Danach, und erst recht nach der Pogromnacht vom 9. November, wurde immer
deutlicher, dass keines der Kinder dort mehr sicher war. Der Leiter des
Waisenhauses, Direktor Crohn, erfuhr von der Möglichkeit, jüdische Kinder
nach England zu verschicken. Der erste „Kindertransport sollte Berlin
verlassen. Die Leitung des Waisenhauses musste acht Kinder auswählen - mehr
wurde ihnen nicht zugestanden -, die zusammen mit einigen hundert anderen
Jungen und Mädchen am 1. Dezember 1938 den Zug bestiegen und Deutschland
verließen.

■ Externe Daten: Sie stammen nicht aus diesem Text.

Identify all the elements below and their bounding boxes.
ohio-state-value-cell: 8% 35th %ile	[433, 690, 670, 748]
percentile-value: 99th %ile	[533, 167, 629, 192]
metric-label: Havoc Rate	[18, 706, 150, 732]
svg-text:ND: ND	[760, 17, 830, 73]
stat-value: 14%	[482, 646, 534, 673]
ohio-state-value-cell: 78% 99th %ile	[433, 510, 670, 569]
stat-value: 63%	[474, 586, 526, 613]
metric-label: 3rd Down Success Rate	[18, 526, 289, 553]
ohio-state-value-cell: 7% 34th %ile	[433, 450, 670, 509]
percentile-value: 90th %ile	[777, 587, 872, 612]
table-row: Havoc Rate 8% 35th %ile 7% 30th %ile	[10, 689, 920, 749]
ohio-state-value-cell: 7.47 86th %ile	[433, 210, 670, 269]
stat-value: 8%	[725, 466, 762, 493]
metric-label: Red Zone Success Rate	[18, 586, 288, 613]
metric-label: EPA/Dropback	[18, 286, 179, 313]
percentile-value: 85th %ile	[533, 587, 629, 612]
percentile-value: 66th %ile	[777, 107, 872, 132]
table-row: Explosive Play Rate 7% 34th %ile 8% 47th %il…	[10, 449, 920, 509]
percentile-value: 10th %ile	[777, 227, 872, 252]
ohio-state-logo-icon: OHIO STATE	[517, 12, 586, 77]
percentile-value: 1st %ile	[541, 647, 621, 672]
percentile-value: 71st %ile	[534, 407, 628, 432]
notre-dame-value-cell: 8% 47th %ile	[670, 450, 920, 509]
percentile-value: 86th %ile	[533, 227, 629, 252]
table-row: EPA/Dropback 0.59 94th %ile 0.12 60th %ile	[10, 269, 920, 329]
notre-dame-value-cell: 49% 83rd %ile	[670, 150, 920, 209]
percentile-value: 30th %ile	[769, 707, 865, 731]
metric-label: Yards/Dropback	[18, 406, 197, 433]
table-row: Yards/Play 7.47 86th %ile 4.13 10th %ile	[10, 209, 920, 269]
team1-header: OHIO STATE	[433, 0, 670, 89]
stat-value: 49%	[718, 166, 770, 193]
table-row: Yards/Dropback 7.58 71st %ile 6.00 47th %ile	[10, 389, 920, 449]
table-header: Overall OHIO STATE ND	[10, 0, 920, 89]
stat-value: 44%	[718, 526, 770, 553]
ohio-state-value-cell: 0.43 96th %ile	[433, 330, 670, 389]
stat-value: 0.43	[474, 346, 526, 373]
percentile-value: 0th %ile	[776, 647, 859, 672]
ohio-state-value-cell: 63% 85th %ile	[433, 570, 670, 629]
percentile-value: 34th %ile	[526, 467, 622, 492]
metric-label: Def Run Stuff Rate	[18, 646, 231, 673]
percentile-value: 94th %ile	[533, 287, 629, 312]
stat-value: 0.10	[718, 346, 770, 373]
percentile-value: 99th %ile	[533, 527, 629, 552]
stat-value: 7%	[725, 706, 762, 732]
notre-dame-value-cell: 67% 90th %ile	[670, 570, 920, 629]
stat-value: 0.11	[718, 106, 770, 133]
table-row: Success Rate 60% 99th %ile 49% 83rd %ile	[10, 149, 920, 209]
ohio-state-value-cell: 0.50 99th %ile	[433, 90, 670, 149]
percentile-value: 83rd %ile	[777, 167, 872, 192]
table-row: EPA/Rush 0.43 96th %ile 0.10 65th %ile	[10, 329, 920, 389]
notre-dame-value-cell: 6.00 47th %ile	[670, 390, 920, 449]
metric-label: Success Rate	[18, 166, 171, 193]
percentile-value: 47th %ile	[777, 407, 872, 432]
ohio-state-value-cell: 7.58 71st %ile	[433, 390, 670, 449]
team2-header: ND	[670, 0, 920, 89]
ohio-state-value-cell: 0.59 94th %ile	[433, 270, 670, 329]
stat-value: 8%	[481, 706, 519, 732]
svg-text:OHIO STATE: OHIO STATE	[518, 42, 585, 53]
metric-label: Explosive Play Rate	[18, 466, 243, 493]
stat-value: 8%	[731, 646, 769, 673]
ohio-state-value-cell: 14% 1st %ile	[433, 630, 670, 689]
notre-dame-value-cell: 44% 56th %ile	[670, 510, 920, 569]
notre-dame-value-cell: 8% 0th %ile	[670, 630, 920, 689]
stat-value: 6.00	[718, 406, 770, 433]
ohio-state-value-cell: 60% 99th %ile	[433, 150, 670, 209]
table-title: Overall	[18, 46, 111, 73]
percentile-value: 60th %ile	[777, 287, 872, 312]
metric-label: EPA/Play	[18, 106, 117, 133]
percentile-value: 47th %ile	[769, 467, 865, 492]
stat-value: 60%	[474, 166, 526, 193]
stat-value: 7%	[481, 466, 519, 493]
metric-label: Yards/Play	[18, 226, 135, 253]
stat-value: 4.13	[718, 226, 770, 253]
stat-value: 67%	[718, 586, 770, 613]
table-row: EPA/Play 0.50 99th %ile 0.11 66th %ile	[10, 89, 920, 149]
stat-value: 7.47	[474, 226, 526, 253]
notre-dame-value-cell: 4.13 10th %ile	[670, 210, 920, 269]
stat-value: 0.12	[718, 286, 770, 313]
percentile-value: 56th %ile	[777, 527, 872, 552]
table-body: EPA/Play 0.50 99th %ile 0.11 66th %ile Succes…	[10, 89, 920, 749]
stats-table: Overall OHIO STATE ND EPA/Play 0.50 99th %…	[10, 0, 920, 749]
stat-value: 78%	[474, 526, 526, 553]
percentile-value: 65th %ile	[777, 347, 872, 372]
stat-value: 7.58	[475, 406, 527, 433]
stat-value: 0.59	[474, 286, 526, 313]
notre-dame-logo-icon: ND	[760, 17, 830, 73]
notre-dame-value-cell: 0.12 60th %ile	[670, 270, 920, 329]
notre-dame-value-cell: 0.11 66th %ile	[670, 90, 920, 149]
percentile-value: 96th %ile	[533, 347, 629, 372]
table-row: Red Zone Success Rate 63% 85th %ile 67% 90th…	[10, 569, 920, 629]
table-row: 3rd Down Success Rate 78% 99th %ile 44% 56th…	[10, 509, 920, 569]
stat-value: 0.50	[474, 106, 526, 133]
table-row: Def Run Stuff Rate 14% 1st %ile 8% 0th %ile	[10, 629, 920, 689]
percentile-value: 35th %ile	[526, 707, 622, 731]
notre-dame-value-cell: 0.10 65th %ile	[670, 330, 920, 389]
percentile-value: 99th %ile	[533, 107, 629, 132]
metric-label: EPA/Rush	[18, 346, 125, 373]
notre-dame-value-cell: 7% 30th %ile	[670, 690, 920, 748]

Am 2. Dezember kamen sie mit dem Schiff in Harwich (England) an,
in einer fremden Welt, mit einer ungewissen Zukunft vor Augen. Lothar Baruch
war einer jener acht Jungen aus dem Waisenhaus, die für den Kindertransport
ausgewählt worden waren. Bevor er Berlin Richtung England verließ, besuchte
er ein letztes Mal seine Eltern und seine einzige Schwester Eva Susanne, die
inzwischen von Köslin in eine winzige Wohnung nach Berlin umziehen hatten
müssen:
„Sie erklärten mir sehr liebevoll, dass ich in England
sicher sein würde. Und sie sagten, dass sie versuchen würden, nachzukommen.
Aber vermutlich wussten sie damals schon, wie unwahrscheinlich das war.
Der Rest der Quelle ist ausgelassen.